The Road Not Taken (China, 2018)
As a location for contemporary-set films, the vast plains of the Gobi Desert have been used to menacing effect in Gao Qunshu’s quasi-Western Wind Blast (2010) and Ning Hao’s black comedy No Man’s Land (2013), both of which had a series of life or death confrontations play out as protagonists crossed the famously arid landscape. There are some rough altercations in Tang Gaopeng’s first feature The Road Not Taken, too, but this is otherwise a leisurely jaunt with the desert mainly serving as an open space for bonding and redemption.

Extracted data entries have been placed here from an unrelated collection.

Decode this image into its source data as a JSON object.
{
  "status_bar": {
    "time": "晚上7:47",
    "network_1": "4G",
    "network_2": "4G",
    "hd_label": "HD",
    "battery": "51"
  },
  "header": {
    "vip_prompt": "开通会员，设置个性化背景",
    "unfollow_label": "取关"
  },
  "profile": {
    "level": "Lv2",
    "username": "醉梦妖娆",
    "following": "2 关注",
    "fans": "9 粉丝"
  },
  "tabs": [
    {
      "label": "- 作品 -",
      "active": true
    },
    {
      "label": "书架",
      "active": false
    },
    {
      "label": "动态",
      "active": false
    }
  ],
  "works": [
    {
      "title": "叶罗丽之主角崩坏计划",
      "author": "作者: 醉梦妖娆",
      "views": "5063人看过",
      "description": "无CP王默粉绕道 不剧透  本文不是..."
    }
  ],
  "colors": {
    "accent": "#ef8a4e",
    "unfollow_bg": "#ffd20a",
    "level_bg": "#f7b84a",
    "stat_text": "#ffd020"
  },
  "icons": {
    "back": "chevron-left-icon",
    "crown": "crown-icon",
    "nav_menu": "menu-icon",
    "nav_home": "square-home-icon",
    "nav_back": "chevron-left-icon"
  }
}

One of the travelers here is recently divorced Yong (Wang Xuebing) who is in debt to the local mob having borrowed heavily to set-up an ostrich farm. Hoping that this enterprise will sufficiently impress his ex-wife to renew their marriage, Yong has recklessly used the apartment that she is still living in as collateral. This means that the deed to the property will go to vicious mobster “Brother 5” (Wang Xufeng) should a payment be missed. When this very situation arises, “Brother 5” extends Yong a lifeline of sorts – he has to look after a kidnapped boy (Zhu Gengyou) until his father pays the ransom. It seems like a simple enough task, but a string of problems ensue when the unreliable Yong sets out on a spur of the moment journey to see his ex-wife with the boy along for the ride.
Although the evolving central dynamic is instigated by ruthless criminality, the film’s early stretch is less concerned with critiquing China’s opportunistic underbelly than establishing a humorous tone through the central dynamic. The rather sullen boy, who initially seems to be mute, raises laughs when he steals Yong’s truck only to swerve all over the road and tries to run away while naked from the waist down. Deadpan frivolity aside, Tang also instigates a sense of gradually mounting desperation. An introduction that finds Yong chasing an ostrich around the desert is at once farcical and meant to suggest that he is floundering in life, even if his determination to pull things together prevents him from realizing what is readily apparent to his ex-wife and the conniving “Brother 5”.
An endearingly scruffy Wang is in amiable, relatable form as the beleaguered farmer, pulling off a lead character who is as fundamentally decent as he is deeply flawed. The somewhat episode structure gives him a temporary sparring partner in Mei (Ma Yili), a fiercely independent trucker. Yong’s outburst upon discovering that the boy has performed poorly in a recent school test stems from both a growing concern for the youth and his need to bolster the impression that he is the boy’s ‘Uncle’. Within this blusterous display are pangs of conscience for becoming involved in a morally despicable plot, regardless of individual financial predicament.
When not dealing with the kidnapping angle, Tang touches on the transient lifestyles and makeshift roadside communities that define desert life. Although much less savagely grotesque in its representation than No Man’s Land, the film is similarly interested in how people eke out an existence in the middle of nowhere, mainly by providing services to whoever is passing through, sometimes resorting to ripping people off. Wang gets into some fisticuffs with “Brother 5”’s henchmen, but it’s the propensity for violence demonstrated by peripheral characters that gives the film its dark undercurrent. It’s a relatively lawless space where disagreements are settled by brutal headbutts and Mei has to contend with the unwanted attention of an emotionally stunted mechanic (Yue Xiaojun) whose advances overstep the mark. If these elements cause some tonal inconsistency, they at least offset the general predictability of the narrative, which requires a few contrivances to reach its inevitable destination.
Films shot in the Gobi Desert usually romanticize the landscape or accentuate it in a way that courts comparison with the splendor of Hollywood Westerns or the vivid canvas of Sergio Leone. Instead, Guo Daming’s cinematography opts for a washed-out color scheme that makes moments of genuine human kindness all the more touching when set against this barren backdrop.
Obviously intended as a calling card for its director, The Road Not Taken is a modestly entertaining debut that served its purpose since it won the Best Film prize at the Shanghai Film Festival’s Asian New Talent Awards.